Tentaculus regarda son mécanicien comme si c’était le dernier illuminé d’une quelconque engeance d’attardés, du genre des poulpes d’Aldebaran ou des méduses de Lyrae. 
— Tu le fais exprès Grogoulus ?
— Non, je suis sérieux. Je ne vois pas pourquoi les déloger va leur apporter la paix. Qu’ils se tapent dessus à longueur de temps, c’est leur caractère, une sorte de divertissement. Sans cette occupation, ils vont déprimer, s’ennuyer, décliner. 
— C’est moi qui vais déprimer si tu continues à délirer de la sorte, lâcha Tentaculus. La consigne est pourtant claire : prendre possession des lieux, les rendre conformes aux normes « Nouveau Monde » et reclasser les anciens locataires. Ils se battront sous l’eau s’ils le souhaitent !

Poulpus leva un tentacule, tel un étudiant en première année de cryptologie. Tentaculus se demanda quelle absurdité son astrobiologiste allait lui sortir. Il réfréna une violente envie de l’atomiser sur-le-champ puis lui laissa la parole et la vie sauve, afin qu’il s’explique.

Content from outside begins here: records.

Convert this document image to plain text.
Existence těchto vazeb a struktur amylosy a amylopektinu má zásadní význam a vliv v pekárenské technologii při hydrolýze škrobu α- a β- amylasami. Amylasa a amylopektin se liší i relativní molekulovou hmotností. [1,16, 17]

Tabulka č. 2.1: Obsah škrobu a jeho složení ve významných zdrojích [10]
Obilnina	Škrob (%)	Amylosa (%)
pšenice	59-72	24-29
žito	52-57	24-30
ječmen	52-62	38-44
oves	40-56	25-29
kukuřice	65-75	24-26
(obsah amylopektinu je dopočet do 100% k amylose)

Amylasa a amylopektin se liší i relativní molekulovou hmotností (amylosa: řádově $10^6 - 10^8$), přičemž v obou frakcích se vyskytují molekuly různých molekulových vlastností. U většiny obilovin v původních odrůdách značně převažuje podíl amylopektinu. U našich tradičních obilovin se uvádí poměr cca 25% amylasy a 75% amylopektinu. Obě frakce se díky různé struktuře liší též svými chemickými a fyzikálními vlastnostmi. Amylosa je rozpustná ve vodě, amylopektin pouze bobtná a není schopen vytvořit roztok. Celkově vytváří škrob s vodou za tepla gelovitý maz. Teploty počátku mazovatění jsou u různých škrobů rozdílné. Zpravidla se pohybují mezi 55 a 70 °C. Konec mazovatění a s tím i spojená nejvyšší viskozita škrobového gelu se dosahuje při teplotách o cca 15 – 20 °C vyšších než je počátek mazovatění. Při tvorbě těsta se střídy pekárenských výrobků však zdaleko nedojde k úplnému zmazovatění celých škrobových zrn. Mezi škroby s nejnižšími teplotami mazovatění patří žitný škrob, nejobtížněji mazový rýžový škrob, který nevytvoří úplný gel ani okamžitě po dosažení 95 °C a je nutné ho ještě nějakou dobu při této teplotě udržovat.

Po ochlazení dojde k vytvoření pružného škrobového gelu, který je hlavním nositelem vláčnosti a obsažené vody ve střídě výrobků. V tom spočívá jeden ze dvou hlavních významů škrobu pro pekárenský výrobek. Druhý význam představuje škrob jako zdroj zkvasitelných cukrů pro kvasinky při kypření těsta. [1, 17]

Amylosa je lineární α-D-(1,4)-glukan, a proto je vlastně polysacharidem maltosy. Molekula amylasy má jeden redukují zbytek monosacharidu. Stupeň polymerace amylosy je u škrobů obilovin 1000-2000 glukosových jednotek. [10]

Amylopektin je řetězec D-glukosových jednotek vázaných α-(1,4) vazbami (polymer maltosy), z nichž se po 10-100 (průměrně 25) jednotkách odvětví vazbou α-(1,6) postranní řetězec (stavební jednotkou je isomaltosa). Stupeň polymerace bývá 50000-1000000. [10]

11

— Admettons que nous annexons cette planète sans trop de violence, commença Poulpus. Qu’allons-nous faire des autres espèces terrestres ? D’après nos dernières observations, elles n’ont pas toutes la capacité à s’adapter aussi vite à la vie marine.
— On fera comme sur Aldebaran ou Lyrae, répondit Tentaculus. Demande à Grogoulus !
— Elles termineront dans des musées pour les petits, précisa Grogoulus trop content d’être mis à contribution.
— On ne viole pas un principe, là ?
— Aucun, Poulpus. Tant que l’affaire est rentable, qu’on reclasse les anciens locataires, je parle des évolués et pas des parasites, la concession est classée « Nouveau Monde » et exploitable à ce titre. Si tu désires des précisions, demande un cours accéléré en patrimoine intergalactique.
 
L’astrobiologiste n’eut pas le temps de répliquer. Spiritus émit un sifflement caractéristique. Tentaculus activa le dispositif de communication, régla le traducteur et démarra la phase diplomatique.
— Bonjour, habitants de la planète bleue, ici Tentaculus, commandant de ce vaisseau.
— Ici le centre de commandes de la NASA. Je suis l’administrateur Wilson. Nous sommes en ligne directe avec le Président des États-Unis.
— C’est quoi la NASA, demanda Grogoulus. Et les États-Unis ?
— Nous sommes la première nation de ce monde appelé « Terre », dit Wilson. Nous parlons au nom de tous ses habitants.
— Bonne nouvelle ! Sachez que vous avez été choisi dans le cadre du programme « Nouveau Monde » annonça Tentaculus.
— En quoi consiste ce programme ?
— Vous le saurez assez tôt, croyez-moi, répondit Tentaculus.
— J’espère que vous savez nager, habitants de la Terre, conclut ironiquement Poulpus. Vous allez en avoir besoin dans les prochains jours.
Tentaculus décida qu’il en avait assez appris. Les autochtones disposaient de moyens de communication, étaient organisés en ensembles, avaient un leader proclamé et savaient visiblement nager. Les certifier « Nouveau Monde » ne prendrait pas plus d’une ou deux révolutions solaires. Il activa le programme de certification.